2013年度海外調査(ドイツ) [NO.4]  


Workshop 指導者セミナー 
テーマ:困難を抱える青少年支援~Transition
日本視察の報告 報告者 Ms.Dr.Petra LIPPEGAUS-GRÜNAU 
訪問メンバー宮本、津富、西村、佐藤、白水、大串(コーディネーター)、本間(通訳)
訪問日時:2013年11月19日
場所:Köln
 



【 報告要旨 】
職業に対する考え方の違いに驚いた。日本では企業共同体が尊重されており、ドイツにおける“Beruf(天職)”という概念がなかった。進路選択において大学(学校)の及ぼす影響が大きく教師がSWの役割も果たし、名門大学を卒業して大企業に入り終身雇用の労働生活に就くことが目指されている。塾などに通う受験競争が過熱していて日本の子どもは親や同年齢の子どもたちとの接触が少ないが、OECD生徒の学習到達度調査(PISA)では日本は3位でドイツより高順位である。職業訓練は企業内職業訓練(OJT)が中心で国は責任を負わず、規格化されていない。企業研修においては会社の一員になることが重視され、特にコミュニケーション能力などの社会性が強く求められる。現代では大企業正社員に慣れる人は減少している。
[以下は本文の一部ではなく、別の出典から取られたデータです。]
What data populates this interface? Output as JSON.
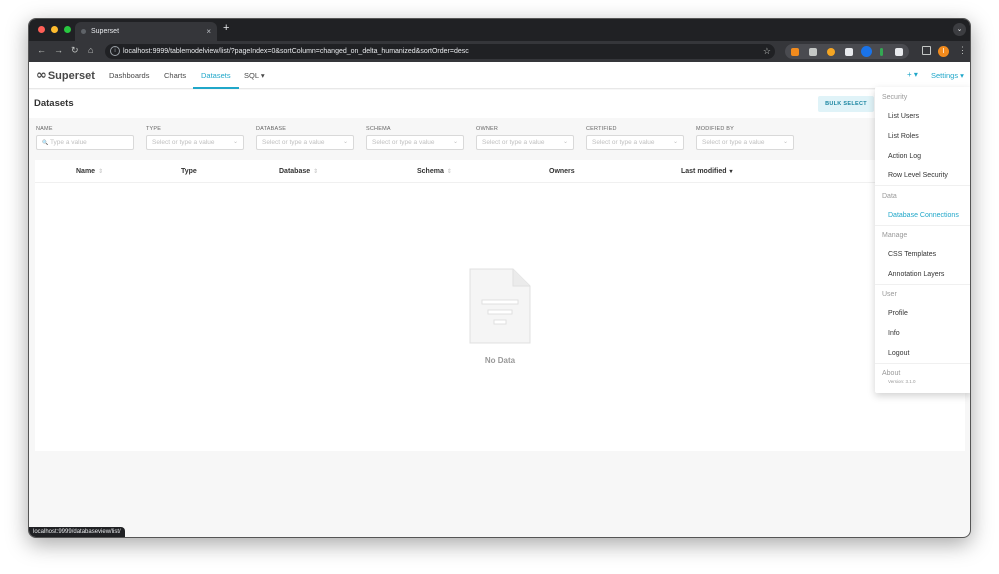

学校からごとへの移行のつまずきは3つの形態として若者を不安定にしている。一つは「フリーター」であり二つは「ニート」であり、そして「ひきこもり」の問題である。深いひきこもり理解に感銘を受けた。義務教育に参加しない場合警察が介入することを聞いて驚いていた。学校でのキャリア教育やサポステを視察した。支援の現場には社会教育士(Sozialpaedagoge)のような専門家が配されているとは言えないが寄り添い型支援が長期に亘って愛情を持って柔軟な教育的個別支援が行われている。また相違点として、ジェンダー格差解消(Gendermainstreaming)や民族格差解消(Culturalmainstreaming)というテーマが重要視されていなかった。一方で両国の共通点として、雇用形態の不安定、柔軟化、多様化と若者の失業問題であり、学校から仕事への移行における教育的支援が必要だということである。